Então, quando Sung tinha quase 20 anos, sua amiga foi diagnosticada com TDAH e sugeriu que ela também fizesse o exame.
“Parte de mim estava um pouco resistente a isso. As coisas que me disseram estavam associadas ao TDAH, eu associei a falhas de caráter”, disse Sung. “Levei alguns anos com essa possibilidade para agir e buscar o diagnóstico.”
Agora com 31 anos, Sung, uma artista radicada em Nova York, passou o ano passado se adaptando ao seu novo diagnóstico e navegando nas opções de gerenciamento.
“Esta é a primeira vez que me considero através da estrutura da neurodivergência, e isso tem sido realmente libertador”, disse ela. “Posso deixar de me considerar uma pessoa neurotípica extremamente disfuncional, que é péssima em ser neurotípica, e pensar: ‘Ah, certo. Há uma maneira de entender como eu sou e há maneiras de me ajudar a lidar melhor com isso'”.
O TDAH é um transtorno do desenvolvimento caracterizado por sintomas duradouros de desatenção, hiperatividade e impulsividade, começando na infância. Pessoas com TDAH podem se referir a si mesmas como neurodivergentes porque pensam ou funcionam de maneira diferente da maioria das pessoas.
Durante décadas, os cientistas pensaram que o TDAH afetava apenas as crianças, a maioria das quais iria superá-lo. Os médicos sabem agora que a condição muitas vezes continua na idade adulta. Alguns casos podem passar despercebidos durante anos em adultos que nunca foram avaliados ou tratados adequadamente quando eram crianças.
Cerca de 6% dos adultos norte-americanos têm TDAH, tornando-o o segundo transtorno psiquiátrico mais comum em adultos, depois dos transtornos depressivos maiores. Mais da metade dos adultos com TDAH receberam o diagnóstico após os 18 anos, de acordo com um novo relatório dos Centros de Controle e Prevenção de Doenças (CDC).
Embora a percepção do TDAH em adultos tenha mudado drasticamente nos últimos anos, a prática clínica nos EUA não se atualizou.
Cerca de 40 países têm diretrizes de diagnóstico de TDAH para adultos, mas os EUA não. A maioria dos prestadores de cuidados de saúde não recebe formação formal sobre diagnóstico e tratamento de TDAH em adultos e não existem directrizes clínicas para os ajudar.
“Imagine ir ao seu médico de família e dizer: ‘Sou muito bom a ajudar com problemas cardíacos e hipertensão, mas diabetes? Não aprendi isso na faculdade de medicina, por isso não posso ajudá-lo.’
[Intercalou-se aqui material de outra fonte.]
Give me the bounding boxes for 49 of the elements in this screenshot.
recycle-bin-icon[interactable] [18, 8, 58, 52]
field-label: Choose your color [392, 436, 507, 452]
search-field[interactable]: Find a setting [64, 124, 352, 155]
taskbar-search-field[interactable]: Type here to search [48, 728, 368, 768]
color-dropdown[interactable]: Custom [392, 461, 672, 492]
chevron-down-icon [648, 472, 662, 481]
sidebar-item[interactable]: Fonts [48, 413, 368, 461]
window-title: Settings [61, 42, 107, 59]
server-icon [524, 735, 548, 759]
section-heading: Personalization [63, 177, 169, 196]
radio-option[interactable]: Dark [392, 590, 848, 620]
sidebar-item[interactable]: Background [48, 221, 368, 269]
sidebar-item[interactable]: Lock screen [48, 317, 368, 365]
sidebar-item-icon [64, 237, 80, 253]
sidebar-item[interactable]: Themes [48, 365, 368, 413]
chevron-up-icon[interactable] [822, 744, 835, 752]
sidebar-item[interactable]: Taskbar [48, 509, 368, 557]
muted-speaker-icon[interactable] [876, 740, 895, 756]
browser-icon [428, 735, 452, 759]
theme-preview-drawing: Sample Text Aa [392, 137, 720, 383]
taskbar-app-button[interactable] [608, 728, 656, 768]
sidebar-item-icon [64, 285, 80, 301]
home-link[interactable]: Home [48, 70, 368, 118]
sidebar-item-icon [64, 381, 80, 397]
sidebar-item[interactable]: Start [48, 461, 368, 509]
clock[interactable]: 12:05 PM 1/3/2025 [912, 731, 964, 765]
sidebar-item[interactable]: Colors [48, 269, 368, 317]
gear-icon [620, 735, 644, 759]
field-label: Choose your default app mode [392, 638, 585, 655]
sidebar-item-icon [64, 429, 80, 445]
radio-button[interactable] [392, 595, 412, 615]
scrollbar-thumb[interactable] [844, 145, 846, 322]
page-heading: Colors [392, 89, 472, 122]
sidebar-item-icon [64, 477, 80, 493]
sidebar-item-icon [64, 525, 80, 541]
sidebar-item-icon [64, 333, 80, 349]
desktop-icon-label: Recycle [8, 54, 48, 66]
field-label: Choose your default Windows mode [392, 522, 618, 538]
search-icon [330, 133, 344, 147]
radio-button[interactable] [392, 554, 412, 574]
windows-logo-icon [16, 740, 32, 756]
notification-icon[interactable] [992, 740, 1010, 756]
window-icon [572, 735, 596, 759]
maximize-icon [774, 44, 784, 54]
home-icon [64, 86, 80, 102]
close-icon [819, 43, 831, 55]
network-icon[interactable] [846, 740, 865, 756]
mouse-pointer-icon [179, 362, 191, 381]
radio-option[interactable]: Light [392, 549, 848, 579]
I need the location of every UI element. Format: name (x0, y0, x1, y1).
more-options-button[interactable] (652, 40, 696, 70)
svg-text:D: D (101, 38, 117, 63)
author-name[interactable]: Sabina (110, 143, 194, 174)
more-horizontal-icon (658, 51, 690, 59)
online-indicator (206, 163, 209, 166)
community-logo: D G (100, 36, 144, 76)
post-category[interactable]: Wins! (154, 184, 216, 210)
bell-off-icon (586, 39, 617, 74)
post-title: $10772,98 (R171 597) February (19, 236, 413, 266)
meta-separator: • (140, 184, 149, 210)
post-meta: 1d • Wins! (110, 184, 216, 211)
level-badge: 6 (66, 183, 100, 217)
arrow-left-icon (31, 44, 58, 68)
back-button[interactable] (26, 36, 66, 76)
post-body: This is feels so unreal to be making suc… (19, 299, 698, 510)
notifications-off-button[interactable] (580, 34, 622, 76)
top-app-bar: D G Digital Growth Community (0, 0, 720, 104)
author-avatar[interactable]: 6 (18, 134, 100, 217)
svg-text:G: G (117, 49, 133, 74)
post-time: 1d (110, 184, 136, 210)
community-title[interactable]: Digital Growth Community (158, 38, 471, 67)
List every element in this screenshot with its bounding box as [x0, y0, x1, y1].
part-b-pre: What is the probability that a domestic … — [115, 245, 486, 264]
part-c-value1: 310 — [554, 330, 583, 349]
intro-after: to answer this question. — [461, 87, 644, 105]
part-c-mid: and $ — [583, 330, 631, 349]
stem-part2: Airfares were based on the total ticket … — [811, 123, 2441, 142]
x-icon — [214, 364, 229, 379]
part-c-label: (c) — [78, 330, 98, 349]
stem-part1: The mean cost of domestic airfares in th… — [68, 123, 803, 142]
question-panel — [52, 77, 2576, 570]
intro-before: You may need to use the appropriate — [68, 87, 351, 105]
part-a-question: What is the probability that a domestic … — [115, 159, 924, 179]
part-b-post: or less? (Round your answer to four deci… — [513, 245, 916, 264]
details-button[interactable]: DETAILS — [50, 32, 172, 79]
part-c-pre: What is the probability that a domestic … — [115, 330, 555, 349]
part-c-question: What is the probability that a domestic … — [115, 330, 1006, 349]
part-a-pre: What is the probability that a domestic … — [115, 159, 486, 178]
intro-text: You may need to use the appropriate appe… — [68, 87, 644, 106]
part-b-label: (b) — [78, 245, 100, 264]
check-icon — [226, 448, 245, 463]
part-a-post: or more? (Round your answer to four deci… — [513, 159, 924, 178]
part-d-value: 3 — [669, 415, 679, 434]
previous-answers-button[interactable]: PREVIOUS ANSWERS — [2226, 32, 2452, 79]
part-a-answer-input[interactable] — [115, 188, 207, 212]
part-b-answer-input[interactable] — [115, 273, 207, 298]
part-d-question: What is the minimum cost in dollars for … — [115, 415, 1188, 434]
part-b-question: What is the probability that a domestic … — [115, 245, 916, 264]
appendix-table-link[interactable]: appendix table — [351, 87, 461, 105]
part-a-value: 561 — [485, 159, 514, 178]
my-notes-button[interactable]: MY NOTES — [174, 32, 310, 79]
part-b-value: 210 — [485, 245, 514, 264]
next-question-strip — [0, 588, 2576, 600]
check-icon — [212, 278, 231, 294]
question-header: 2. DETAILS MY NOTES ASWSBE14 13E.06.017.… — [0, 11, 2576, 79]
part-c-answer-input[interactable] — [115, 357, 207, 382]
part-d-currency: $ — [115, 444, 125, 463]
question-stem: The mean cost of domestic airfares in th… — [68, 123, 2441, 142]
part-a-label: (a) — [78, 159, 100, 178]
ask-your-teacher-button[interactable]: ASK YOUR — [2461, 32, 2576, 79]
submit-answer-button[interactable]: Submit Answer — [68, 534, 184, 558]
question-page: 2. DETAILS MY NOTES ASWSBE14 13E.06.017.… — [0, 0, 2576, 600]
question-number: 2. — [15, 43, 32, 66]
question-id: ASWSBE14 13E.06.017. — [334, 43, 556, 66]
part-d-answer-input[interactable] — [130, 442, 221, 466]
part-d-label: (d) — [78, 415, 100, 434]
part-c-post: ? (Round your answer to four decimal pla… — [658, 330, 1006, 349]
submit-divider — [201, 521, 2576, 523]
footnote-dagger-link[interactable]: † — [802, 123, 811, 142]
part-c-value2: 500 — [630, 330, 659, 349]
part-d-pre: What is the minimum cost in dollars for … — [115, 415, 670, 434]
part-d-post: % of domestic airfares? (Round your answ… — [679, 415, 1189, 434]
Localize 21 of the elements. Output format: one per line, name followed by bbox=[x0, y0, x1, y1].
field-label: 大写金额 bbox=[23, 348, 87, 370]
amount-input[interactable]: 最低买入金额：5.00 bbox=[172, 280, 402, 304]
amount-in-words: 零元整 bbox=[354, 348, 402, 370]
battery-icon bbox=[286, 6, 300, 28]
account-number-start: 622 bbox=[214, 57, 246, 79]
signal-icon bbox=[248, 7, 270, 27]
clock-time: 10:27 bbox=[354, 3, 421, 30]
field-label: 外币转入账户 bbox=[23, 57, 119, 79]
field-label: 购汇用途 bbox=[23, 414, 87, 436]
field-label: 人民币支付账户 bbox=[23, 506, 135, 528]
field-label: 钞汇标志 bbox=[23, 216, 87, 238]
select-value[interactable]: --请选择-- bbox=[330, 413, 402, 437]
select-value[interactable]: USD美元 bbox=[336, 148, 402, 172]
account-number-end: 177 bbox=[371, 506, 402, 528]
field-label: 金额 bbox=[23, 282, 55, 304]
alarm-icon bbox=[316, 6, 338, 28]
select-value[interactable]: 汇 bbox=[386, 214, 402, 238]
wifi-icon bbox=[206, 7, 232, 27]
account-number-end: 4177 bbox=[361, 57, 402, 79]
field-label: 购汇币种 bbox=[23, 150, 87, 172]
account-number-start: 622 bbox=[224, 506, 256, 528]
Agora, uma coalizão de especialistas em TDAH está prestes a publicar diretrizes para ajudar os médicos a distinguir o TDAH de outras condições psiquiátricas comuns em adultos e garantir aos pacientes o tratamento correto.
Problemas comuns para adultos com TDAH
Perder ou mudar de emprego com frequência
Lutando para gerenciar as responsabilidades diárias, como realizar tarefas e pagar contas.
Esquecer coisas importantes ou prazos
Ter problemas de relacionamento por não concluir tarefas
Sentir-se cronicamente frustrado, culpado ou estressado por não conseguir cumprir metas
Por que tantos casos de TDAH em adultos não são diagnosticados
Diagnosticar TDAH em adultos pode ser um desafio.
Por um lado, não era considerado um diagnóstico real até recentemente. Quando o TDAH apareceu pela primeira vez na segunda edição do Manual Diagnóstico e Estatístico de Transtornos Mentais (DSM-II) em 1968, a definição dizia que o transtorno “geralmente diminui na adolescência”.Somente em 1994, quando o DSM-IV foi publicado, é que houve menção ao TDAH se estendendo até a idade adulta. Mesmo assim, os critérios baseavam-se em ensaios limitados a crianças em idade escolar.
Como o TDAH é um transtorno do neurodesenvolvimento, o DSM atual diz que os sintomas devem ser aparentes aos 12 anos. Mas Ramsay disse que esse requisito pode não ser percebido por alguns adolescentes. Há evidências de que os sintomas de TDAH podem não surgir em algumas pessoas até por volta dos 16 anos, depois de terem passado pela puberdade e começarem a ter mais responsabilidades em suas vidas.
Quando os médicos avaliam um adulto para TDAH, eles podem pedir para falar com os familiares, cônjuge ou amigos do paciente para avaliar se os sintomas eram aparentes na infância. O processo de diagnóstico também normalmente envolve entrevistas para compreender os sintomas do paciente, uma escala de avaliação de comportamento e uma avaliação física.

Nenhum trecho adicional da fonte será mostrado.